Параллельно с этими странностями, которые происходили, в храме продолжало происходить много всего настоящего, духовного — духовная жизнь не остановилась, она шла своим чередом. И я все это описывал в предыдущей и этой частях. Поэтому там, где мы следуем пути, оставленному нам Шрилой Прабхупадой, мы развиваемся. А там, где не следуем – все это начинает принимать какие-то странные формы. Поэтому важно держаться послания, настроения и миссии Шрилы Прабхупады (всех трех, не только чего-то одного), ценить преданность во всех других людях, и при этом держаться возвышающего нас общения.

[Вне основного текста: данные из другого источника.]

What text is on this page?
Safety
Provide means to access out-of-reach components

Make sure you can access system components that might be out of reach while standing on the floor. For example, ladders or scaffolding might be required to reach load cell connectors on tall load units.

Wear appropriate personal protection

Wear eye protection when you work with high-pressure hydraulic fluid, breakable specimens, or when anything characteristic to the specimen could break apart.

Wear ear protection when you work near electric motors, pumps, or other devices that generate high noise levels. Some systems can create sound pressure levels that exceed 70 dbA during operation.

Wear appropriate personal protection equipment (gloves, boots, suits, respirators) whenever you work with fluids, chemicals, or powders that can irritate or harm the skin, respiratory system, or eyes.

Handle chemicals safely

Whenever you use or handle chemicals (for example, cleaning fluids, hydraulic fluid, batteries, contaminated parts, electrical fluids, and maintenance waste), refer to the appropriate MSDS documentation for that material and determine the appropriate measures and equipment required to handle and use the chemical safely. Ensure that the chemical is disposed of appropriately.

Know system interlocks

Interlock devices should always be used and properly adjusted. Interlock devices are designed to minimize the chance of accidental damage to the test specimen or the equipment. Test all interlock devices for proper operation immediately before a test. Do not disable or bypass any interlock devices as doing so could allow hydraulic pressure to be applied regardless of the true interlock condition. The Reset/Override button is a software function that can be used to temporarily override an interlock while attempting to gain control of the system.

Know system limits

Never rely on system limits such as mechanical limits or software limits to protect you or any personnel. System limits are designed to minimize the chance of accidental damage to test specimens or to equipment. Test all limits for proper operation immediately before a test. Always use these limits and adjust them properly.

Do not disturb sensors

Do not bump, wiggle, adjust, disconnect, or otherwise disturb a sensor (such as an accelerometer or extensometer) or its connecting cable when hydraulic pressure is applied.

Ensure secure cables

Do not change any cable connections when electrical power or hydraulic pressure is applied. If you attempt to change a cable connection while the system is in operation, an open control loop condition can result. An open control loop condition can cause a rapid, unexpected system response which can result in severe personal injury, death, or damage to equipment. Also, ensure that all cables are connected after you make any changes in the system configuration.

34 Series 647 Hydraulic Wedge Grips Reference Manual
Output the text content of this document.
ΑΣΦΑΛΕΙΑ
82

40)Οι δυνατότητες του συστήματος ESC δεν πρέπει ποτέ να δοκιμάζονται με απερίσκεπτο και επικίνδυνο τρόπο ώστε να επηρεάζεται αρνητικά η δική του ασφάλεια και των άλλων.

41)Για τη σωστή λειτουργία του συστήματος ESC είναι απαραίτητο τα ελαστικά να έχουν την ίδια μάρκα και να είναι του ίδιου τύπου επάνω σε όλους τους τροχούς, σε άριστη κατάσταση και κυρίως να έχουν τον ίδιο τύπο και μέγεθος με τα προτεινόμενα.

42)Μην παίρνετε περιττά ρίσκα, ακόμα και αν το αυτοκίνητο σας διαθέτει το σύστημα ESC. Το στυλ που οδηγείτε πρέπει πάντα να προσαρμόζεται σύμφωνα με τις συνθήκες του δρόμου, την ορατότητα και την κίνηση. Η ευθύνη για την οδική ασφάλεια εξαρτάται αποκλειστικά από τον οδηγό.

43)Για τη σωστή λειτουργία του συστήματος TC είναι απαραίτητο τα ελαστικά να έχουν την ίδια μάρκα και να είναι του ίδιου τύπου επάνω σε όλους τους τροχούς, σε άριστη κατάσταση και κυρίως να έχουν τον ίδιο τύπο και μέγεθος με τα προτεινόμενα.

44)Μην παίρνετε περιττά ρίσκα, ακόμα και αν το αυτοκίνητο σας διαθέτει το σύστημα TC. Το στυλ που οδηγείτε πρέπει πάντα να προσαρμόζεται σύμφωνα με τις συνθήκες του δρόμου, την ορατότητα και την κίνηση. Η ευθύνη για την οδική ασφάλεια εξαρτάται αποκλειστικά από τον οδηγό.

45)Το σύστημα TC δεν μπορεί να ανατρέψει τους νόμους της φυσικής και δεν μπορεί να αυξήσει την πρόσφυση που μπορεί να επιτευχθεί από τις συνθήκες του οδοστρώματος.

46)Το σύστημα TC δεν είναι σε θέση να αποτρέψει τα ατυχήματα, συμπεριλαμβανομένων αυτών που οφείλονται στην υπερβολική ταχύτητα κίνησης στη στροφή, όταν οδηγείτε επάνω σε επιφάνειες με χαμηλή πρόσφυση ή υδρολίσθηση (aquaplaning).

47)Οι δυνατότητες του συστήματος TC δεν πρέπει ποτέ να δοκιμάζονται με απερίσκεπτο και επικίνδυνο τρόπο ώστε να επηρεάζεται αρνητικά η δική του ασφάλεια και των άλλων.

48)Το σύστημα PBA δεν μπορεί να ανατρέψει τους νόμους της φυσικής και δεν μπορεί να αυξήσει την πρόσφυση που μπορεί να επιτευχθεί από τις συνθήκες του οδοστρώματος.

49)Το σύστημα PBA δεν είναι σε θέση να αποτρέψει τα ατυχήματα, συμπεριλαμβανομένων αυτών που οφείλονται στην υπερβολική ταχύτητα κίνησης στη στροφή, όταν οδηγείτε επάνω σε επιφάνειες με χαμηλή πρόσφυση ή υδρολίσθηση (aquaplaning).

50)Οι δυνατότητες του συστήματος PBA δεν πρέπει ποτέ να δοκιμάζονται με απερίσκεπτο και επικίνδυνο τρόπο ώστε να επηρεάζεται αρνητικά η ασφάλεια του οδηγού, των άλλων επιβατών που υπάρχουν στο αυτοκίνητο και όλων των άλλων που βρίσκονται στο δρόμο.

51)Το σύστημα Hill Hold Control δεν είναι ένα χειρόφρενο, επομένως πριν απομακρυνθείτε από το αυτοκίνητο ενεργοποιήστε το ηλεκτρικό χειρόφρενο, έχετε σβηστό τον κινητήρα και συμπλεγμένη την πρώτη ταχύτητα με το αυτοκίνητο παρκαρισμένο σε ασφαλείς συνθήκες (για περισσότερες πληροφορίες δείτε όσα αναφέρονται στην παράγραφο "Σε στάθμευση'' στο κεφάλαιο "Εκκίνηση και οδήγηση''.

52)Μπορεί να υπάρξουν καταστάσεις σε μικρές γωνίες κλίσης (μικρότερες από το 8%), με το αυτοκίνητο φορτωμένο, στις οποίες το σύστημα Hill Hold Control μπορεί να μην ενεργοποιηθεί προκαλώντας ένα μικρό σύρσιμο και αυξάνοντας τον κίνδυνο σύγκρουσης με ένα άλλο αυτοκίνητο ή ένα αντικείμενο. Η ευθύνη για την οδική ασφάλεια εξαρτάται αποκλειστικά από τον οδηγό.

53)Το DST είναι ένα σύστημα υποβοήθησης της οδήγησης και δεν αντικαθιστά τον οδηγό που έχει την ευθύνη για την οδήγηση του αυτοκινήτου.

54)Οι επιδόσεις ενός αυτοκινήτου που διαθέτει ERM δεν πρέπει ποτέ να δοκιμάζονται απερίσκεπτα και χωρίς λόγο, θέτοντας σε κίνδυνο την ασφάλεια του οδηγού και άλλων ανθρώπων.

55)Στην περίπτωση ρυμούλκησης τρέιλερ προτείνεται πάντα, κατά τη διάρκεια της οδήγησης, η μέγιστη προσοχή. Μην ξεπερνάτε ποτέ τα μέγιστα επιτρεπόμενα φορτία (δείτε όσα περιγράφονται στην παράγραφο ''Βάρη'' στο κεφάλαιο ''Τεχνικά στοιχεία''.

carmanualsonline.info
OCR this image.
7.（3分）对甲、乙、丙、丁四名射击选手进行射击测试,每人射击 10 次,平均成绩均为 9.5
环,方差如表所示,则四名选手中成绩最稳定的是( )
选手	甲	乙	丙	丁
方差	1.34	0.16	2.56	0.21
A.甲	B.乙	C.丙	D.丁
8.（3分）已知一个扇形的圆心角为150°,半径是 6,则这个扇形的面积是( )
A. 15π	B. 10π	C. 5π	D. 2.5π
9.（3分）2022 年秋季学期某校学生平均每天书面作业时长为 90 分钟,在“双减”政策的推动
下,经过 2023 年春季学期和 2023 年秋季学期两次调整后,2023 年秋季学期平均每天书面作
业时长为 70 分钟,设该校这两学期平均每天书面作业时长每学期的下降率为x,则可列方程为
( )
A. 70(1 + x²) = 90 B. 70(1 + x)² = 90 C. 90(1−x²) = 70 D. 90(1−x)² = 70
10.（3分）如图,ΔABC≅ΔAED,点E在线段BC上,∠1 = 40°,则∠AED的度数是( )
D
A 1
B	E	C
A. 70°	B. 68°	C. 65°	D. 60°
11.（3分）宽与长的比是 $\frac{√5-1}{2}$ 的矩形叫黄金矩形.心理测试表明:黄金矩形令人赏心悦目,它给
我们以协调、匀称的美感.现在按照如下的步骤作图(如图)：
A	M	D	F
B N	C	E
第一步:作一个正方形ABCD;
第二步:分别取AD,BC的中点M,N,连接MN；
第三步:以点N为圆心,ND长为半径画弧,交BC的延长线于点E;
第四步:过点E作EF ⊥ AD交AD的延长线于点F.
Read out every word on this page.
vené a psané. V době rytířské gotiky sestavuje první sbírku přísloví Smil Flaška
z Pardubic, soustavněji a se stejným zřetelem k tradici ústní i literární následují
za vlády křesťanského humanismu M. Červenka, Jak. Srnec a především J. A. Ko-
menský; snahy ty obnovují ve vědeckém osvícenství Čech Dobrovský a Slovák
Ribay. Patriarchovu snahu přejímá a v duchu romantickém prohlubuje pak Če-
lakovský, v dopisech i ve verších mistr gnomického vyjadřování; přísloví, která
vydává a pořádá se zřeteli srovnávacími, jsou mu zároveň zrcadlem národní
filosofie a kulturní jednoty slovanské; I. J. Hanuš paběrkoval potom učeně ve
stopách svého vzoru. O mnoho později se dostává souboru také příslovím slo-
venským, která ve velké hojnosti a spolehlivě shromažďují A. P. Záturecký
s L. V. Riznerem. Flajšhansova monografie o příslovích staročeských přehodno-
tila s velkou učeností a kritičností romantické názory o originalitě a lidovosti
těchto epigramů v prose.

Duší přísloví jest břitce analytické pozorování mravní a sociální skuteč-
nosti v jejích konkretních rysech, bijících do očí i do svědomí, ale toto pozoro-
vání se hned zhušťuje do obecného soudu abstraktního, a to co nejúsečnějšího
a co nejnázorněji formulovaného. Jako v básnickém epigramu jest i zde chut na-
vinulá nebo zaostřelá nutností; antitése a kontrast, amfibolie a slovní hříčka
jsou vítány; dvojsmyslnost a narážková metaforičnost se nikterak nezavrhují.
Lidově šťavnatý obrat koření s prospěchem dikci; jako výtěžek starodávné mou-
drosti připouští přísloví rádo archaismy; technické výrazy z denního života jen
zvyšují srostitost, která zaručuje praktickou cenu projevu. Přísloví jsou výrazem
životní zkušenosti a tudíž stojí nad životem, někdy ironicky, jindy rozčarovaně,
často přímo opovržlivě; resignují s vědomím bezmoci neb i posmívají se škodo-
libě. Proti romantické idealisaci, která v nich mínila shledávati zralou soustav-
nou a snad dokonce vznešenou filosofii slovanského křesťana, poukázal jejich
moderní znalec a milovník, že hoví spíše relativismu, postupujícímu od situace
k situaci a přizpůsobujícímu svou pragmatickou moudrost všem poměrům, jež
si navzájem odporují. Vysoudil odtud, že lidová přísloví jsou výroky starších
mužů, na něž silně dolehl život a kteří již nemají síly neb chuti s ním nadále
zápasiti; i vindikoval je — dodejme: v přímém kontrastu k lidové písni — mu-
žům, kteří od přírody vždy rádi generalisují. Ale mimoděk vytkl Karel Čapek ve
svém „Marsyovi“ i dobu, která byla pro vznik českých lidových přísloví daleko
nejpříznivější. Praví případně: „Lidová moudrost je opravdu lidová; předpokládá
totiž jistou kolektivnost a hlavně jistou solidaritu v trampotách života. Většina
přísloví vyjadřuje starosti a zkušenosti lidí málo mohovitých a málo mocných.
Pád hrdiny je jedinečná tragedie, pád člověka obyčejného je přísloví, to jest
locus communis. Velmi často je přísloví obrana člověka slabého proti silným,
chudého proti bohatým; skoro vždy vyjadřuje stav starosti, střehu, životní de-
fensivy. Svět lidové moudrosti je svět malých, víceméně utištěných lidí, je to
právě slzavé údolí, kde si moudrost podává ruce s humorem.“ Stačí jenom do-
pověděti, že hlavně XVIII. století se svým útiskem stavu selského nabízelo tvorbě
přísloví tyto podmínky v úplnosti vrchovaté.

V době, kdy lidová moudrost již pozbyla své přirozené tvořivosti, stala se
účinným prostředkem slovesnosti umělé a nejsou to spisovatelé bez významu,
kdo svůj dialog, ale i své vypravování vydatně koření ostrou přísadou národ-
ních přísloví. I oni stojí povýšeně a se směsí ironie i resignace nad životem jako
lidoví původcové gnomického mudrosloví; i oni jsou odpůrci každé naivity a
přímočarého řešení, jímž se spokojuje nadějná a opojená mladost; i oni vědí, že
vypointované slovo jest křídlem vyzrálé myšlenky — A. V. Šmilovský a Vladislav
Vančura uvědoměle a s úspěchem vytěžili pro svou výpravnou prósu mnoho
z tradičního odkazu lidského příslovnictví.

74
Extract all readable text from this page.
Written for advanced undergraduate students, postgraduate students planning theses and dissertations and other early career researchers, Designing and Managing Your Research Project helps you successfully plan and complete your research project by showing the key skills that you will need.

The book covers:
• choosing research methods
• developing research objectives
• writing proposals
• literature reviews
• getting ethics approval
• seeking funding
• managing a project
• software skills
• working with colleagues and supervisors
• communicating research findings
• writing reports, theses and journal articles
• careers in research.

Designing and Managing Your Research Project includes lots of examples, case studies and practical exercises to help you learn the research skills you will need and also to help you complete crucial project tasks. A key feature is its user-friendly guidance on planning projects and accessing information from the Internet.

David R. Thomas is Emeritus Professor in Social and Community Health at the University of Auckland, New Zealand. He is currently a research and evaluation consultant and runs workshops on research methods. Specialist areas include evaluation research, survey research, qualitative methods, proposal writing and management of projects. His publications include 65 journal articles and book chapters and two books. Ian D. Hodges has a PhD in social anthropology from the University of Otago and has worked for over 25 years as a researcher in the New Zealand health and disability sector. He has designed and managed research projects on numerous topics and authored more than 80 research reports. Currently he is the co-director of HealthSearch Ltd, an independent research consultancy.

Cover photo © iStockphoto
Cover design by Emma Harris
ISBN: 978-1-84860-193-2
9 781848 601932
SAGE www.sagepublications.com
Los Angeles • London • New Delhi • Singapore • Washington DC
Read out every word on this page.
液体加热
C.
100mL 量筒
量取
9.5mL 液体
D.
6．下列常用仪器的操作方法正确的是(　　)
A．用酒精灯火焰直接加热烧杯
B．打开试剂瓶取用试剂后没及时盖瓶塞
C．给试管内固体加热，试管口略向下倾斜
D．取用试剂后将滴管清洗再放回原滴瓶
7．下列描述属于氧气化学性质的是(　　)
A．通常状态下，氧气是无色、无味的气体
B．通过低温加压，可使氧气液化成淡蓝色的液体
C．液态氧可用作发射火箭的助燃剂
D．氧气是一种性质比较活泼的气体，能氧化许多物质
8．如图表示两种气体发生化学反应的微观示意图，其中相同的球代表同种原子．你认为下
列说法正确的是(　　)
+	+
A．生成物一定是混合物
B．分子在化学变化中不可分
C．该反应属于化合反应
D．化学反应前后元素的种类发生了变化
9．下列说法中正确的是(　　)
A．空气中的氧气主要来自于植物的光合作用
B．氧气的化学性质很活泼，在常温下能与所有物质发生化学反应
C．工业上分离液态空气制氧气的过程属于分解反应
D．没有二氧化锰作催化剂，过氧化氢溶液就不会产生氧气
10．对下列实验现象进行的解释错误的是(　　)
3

После такого… незабываемого года в храме Анубхава прабху отправил меня в Индию восстановиться, а затем я должен был присоединиться к основному брахмачари ашраму в Канаде. Предполагаю, что все это должно было произойти, чтобы я тогда в итоге стал частью путешествующей санкиртаны, где прошли пара самых счастливых на данный момент моих лет жизни. Но это уже история на следующий раз.